畢竟這種兄弟不是人人有,攤上這種兄弟的确挺尴尬的。
“事已經平息了,你們該整理整理,我也走了。”
房東不好意思繼續在這兒耽誤他們的工夫。
又簡單交代了幾句就走了。
回到店裏,胖老闆也有些尴尬地說:“真是對不住了,都賴我,轉讓店鋪轉了麻煩給你們。”
“胖哥,這哪能怪你呢?你自己也不知道有這事。”
“那我也有責任。”
丁易辰拍拍他的肩膀,“胖哥,你是個實誠人,這事你沒有責任。”
“那……那我就先走了,我那頭也遇事不順,我得過去處理。”
“胖哥,你出什麽事了?”
見胖老闆臉色不好,丁易辰連忙問道。
“我老家兄弟在一個廠裏幹活,現在要和我一塊兒辭工,我們準備一起回老家養殖魚蝦,可是廠裏不讓。”
“不讓是什麽意思?”
“就是不給工錢。”
“廠裏是不是有霸王條款的規矩?臨時辭工不予結算這月的工資?”
“有,說是要提前一個月辭工,我兄弟都打算不要這個月的工錢,可是沒想到老闆連之前欠的五個月工錢也不給結算。”
“欠了五個月?”
“嗯,之前總說是财務那邊賬沒有理清楚,就這麽一拖再拖到現在。”
“廠裏其他工人都領了工錢嗎?”
“都一樣,都是五個月沒有領,還好廠裏包吃住,否則他們連吃飯都成問題。”
丁易辰知道。
在南城這種事時有發生。
老闆們對工人猶如舊社會的資本家一般。
極盡盤剝他們的一切價值,但是卻從來都不痛快給工錢。
這點上,跟國營工廠沒的比。
國營工廠要不是生意不景氣,宣布破産倒閉,這些工人何至于進私人工廠受盡屈辱?
“你兄弟那是什麽工廠?老闆叫什麽名字?”
丁易辰随口一問。
在南城跑業務這麽久,幾乎所有的大小企業他都打過交道。
說不定還會是自己認識的老闆呢?
“一家襪子廠,規模不大,小工廠,聽說老闆是個社會人,叫什麽烏七八糟。”
“什麽烏七八糟?”丁易辰沒明白。
“大名好像叫巫齊,廠裏工人私下喊他烏七八糟。”
“巫齊?”
難道是胡海奎的那個手下?
之前到自己廠裏縱火,被和平公安分局抓走的巫齊?
“你可能不認識,他可是奎爺的手下,工人們對他敢怒不敢言,從來不敢向他讨薪。”
“果然是他。”
丁易辰自語道。
“小丁老闆,你說什麽?”
“沒什麽,你放心,你兄弟的錢一定能拿到。”
“真的?”
“真的。”
“你認識那個老闆?”
“認識,還很熟。”
胖老闆欣喜道:“哎呀!那真是太好了,那可是我兄弟的血汗錢呐!”
“到時候巫齊不但得發那五個月的工錢給你兄弟,還得把這個月的也發了。”
“你可真是大好人呐,我兄弟沒有拿到錢連回家的路費都沒有。”
“胖哥,你放心去告訴你兄弟,讓他安心等兩天。

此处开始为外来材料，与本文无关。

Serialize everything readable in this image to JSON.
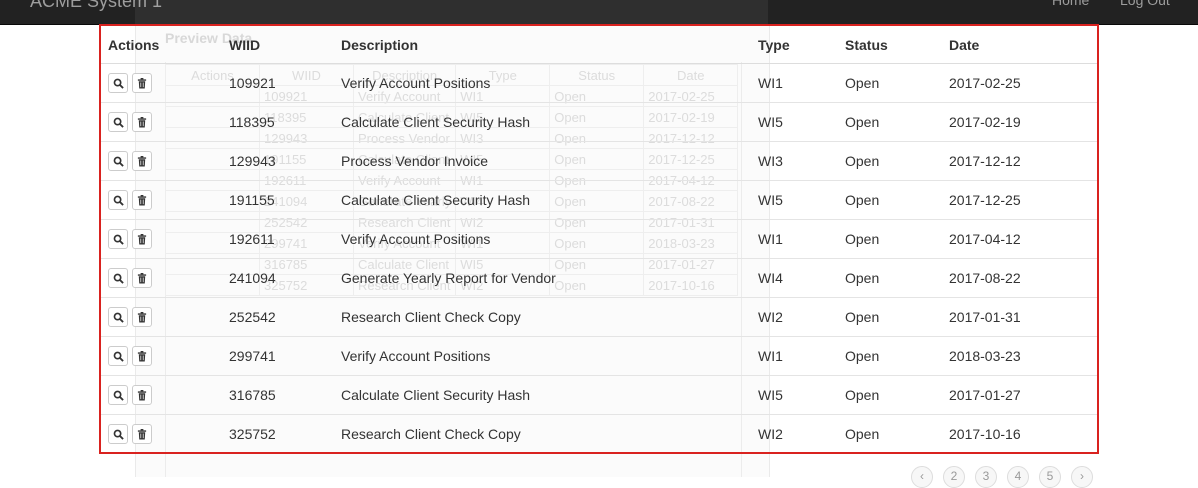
{
  "navbar": {
    "brand": "ACME System 1",
    "home": "Home",
    "logout": "Log Out"
  },
  "ghost": {
    "title": "Preview Data",
    "headers": [
      "Actions",
      "WIID",
      "Description",
      "Type",
      "Status",
      "Date"
    ],
    "rows": [
      [
        "",
        "109921",
        "Verify Account",
        "WI1",
        "Open",
        "2017-02-25"
      ],
      [
        "",
        "118395",
        "Calculate Client",
        "WI5",
        "Open",
        "2017-02-19"
      ],
      [
        "",
        "129943",
        "Process Vendor",
        "WI3",
        "Open",
        "2017-12-12"
      ],
      [
        "",
        "191155",
        "Calculate Client",
        "WI5",
        "Open",
        "2017-12-25"
      ],
      [
        "",
        "192611",
        "Verify Account",
        "WI1",
        "Open",
        "2017-04-12"
      ],
      [
        "",
        "241094",
        "Generate Yearly",
        "WI4",
        "Open",
        "2017-08-22"
      ],
      [
        "",
        "252542",
        "Research Client",
        "WI2",
        "Open",
        "2017-01-31"
      ],
      [
        "",
        "299741",
        "Verify Account",
        "WI1",
        "Open",
        "2018-03-23"
      ],
      [
        "",
        "316785",
        "Calculate Client",
        "WI5",
        "Open",
        "2017-01-27"
      ],
      [
        "",
        "325752",
        "Research Client",
        "WI2",
        "Open",
        "2017-10-16"
      ]
    ]
  },
  "table": {
    "headers": {
      "actions": "Actions",
      "wiid": "WIID",
      "description": "Description",
      "type": "Type",
      "status": "Status",
      "date": "Date"
    },
    "rows": [
      {
        "wiid": "109921",
        "description": "Verify Account Positions",
        "type": "WI1",
        "status": "Open",
        "date": "2017-02-25"
      },
      {
        "wiid": "118395",
        "description": "Calculate Client Security Hash",
        "type": "WI5",
        "status": "Open",
        "date": "2017-02-19"
      },
      {
        "wiid": "129943",
        "description": "Process Vendor Invoice",
        "type": "WI3",
        "status": "Open",
        "date": "2017-12-12"
      },
      {
        "wiid": "191155",
        "description": "Calculate Client Security Hash",
        "type": "WI5",
        "status": "Open",
        "date": "2017-12-25"
      },
      {
        "wiid": "192611",
        "description": "Verify Account Positions",
        "type": "WI1",
        "status": "Open",
        "date": "2017-04-12"
      },
      {
        "wiid": "241094",
        "description": "Generate Yearly Report for Vendor",
        "type": "WI4",
        "status": "Open",
        "date": "2017-08-22"
      },
      {
        "wiid": "252542",
        "description": "Research Client Check Copy",
        "type": "WI2",
        "status": "Open",
        "date": "2017-01-31"
      },
      {
        "wiid": "299741",
        "description": "Verify Account Positions",
        "type": "WI1",
        "status": "Open",
        "date": "2018-03-23"
      },
      {
        "wiid": "316785",
        "description": "Calculate Client Security Hash",
        "type": "WI5",
        "status": "Open",
        "date": "2017-01-27"
      },
      {
        "wiid": "325752",
        "description": "Research Client Check Copy",
        "type": "WI2",
        "status": "Open",
        "date": "2017-10-16"
      }
    ],
    "row_action_icons": [
      "search-icon",
      "trash-icon"
    ]
  },
  "pagination": {
    "pages": [
      "‹",
      "2",
      "3",
      "4",
      "5",
      "›"
    ]
  },
  "colors": {
    "navbar_bg": "#222222",
    "highlight_border": "#d9221f"
  }
}
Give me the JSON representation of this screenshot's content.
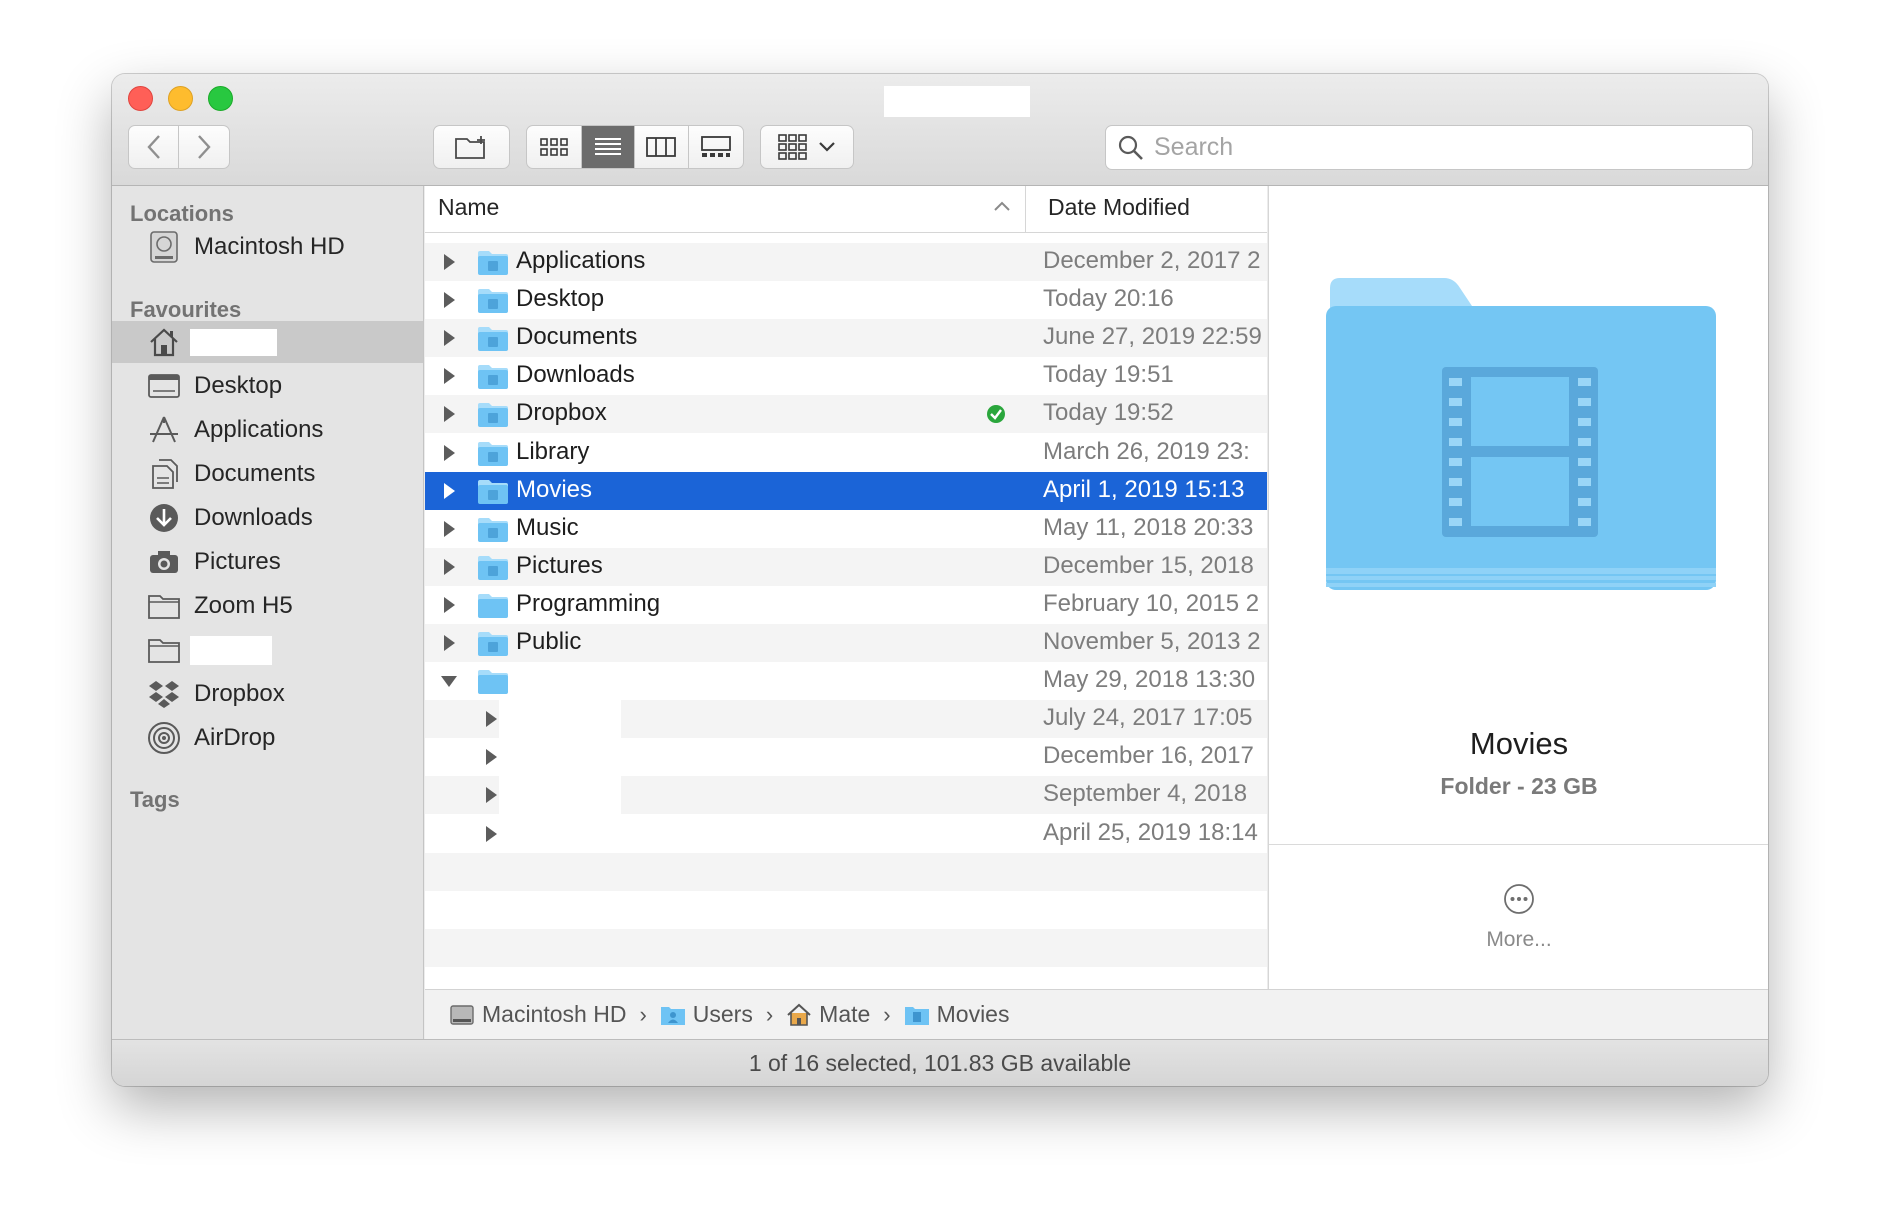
{
  "window": {
    "status": "1 of 16 selected, 101.83 GB available"
  },
  "toolbar": {
    "search_placeholder": "Search",
    "view_modes": [
      "icons",
      "list",
      "columns",
      "gallery"
    ],
    "active_view": "list"
  },
  "sidebar": {
    "locations_header": "Locations",
    "locations": [
      {
        "label": "Macintosh HD",
        "icon": "harddisk-icon"
      }
    ],
    "favourites_header": "Favourites",
    "favourites": [
      {
        "label": "",
        "icon": "home-icon",
        "selected": true
      },
      {
        "label": "Desktop",
        "icon": "desktop-icon"
      },
      {
        "label": "Applications",
        "icon": "applications-icon"
      },
      {
        "label": "Documents",
        "icon": "documents-icon"
      },
      {
        "label": "Downloads",
        "icon": "downloads-icon"
      },
      {
        "label": "Pictures",
        "icon": "camera-icon"
      },
      {
        "label": "Zoom H5",
        "icon": "folder-icon"
      },
      {
        "label": "",
        "icon": "folder-icon"
      },
      {
        "label": "Dropbox",
        "icon": "dropbox-icon"
      },
      {
        "label": "AirDrop",
        "icon": "airdrop-icon"
      }
    ],
    "tags_header": "Tags"
  },
  "list": {
    "col_name": "Name",
    "col_date": "Date Modified",
    "rows": [
      {
        "name": "Applications",
        "date": "December 2, 2017 2",
        "icon": "applications-folder-icon"
      },
      {
        "name": "Desktop",
        "date": "Today 20:16",
        "icon": "desktop-folder-icon"
      },
      {
        "name": "Documents",
        "date": "June 27, 2019 22:59",
        "icon": "documents-folder-icon"
      },
      {
        "name": "Downloads",
        "date": "Today 19:51",
        "icon": "downloads-folder-icon"
      },
      {
        "name": "Dropbox",
        "date": "Today 19:52",
        "icon": "dropbox-folder-icon",
        "synced": true
      },
      {
        "name": "Library",
        "date": "March 26, 2019 23:",
        "icon": "library-folder-icon"
      },
      {
        "name": "Movies",
        "date": "April 1, 2019 15:13",
        "icon": "movies-folder-icon",
        "selected": true
      },
      {
        "name": "Music",
        "date": "May 11, 2018 20:33",
        "icon": "music-folder-icon"
      },
      {
        "name": "Pictures",
        "date": "December 15, 2018",
        "icon": "pictures-folder-icon"
      },
      {
        "name": "Programming",
        "date": "February 10, 2015 2",
        "icon": "folder-icon"
      },
      {
        "name": "Public",
        "date": "November 5, 2013 2",
        "icon": "public-folder-icon"
      },
      {
        "name": "",
        "date": "May 29, 2018 13:30",
        "icon": "folder-icon",
        "expanded": true
      },
      {
        "name": "",
        "date": "July 24, 2017 17:05",
        "indent": true
      },
      {
        "name": "",
        "date": "December 16, 2017",
        "indent": true
      },
      {
        "name": "",
        "date": "September 4, 2018",
        "indent": true
      },
      {
        "name": "",
        "date": "April 25, 2019 18:14",
        "indent": true
      }
    ]
  },
  "preview": {
    "name": "Movies",
    "info": "Folder - 23 GB",
    "more": "More..."
  },
  "pathbar": {
    "crumbs": [
      {
        "label": "Macintosh HD",
        "icon": "harddisk-icon"
      },
      {
        "label": "Users",
        "icon": "users-folder-icon"
      },
      {
        "label": "Mate",
        "icon": "home-icon"
      },
      {
        "label": "Movies",
        "icon": "movies-folder-icon"
      }
    ]
  },
  "colors": {
    "selection": "#1b64d7",
    "folder": "#6ec3f4",
    "synced": "#2aa63c"
  }
}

”
“好好,我這就回去告訴他。”
送走了胖老闆,秦珊靈走過來問道:“丁易辰,你真的能幫胖老闆親戚的錢要回來?”
“嗯,真的。”
“你好厲害啊你!”
秦珊靈一臉崇拜。
對丁易辰的敬佩由來已久,從救她那天就有了。
她癡癡地看着他剛毅的臉,突然扭開頭抿嘴笑。
“你笑什麽?”他不明所以。
“沒笑什麽,反正就覺得你太厲害了。”
“我厲害什麽?都是在艱難地讨生活。”
丁易辰說完,指着還沒有挂起來的衣服道:“咱們趕緊挂衣服吧,馬上就要開業了。”
“好。”
秦珊靈手腳麻利地從大包裏把女裝,都倒在地上鋪的塑料布上。
這樣要找同款就簡單多了。
“丁易辰,我有個請求可以嗎?”她邊整理衣服邊問。
“好,你問。”
“你還有錢嗎?”
丁易辰一愣,“你問這個做什麽?”
“我的意思,如果你還有錢就先借我一點,我買台縫紉機,再買台鎖邊機。”
“買縫紉機和鎖邊機做什麽?”
縫紉機他認得,鎖邊機還是第一次聽說。
“有時候一些顧客會看中一件衣服,可是尺寸又不一定很适合她,咱們有縫紉機和鎖邊機的話,我就可以幫着改改。”
見丁易辰盯着自己不說話,秦珊靈以爲他不同意。
于是努力說服他,“而且,有了縫紉機和鎖邊機,我還可以接一些衣服幫人修改,可以收工錢。”
“秦珊靈,我覺得你這個建議太好了!”
丁易辰笑容燦爛。
“你、你同意了?”
“當然,這麽好的建議我爲什麽不同意?”
“可是,你到底有沒有錢?”
“這事你就别管了,我會想辦法。”
秦珊靈很感動,她連連道謝。
丁易辰打趣道:“你一直謝我做什麽?縫紉機可不是爲你個人買的。”
“我知道,這是爲店裏買的,是你的。”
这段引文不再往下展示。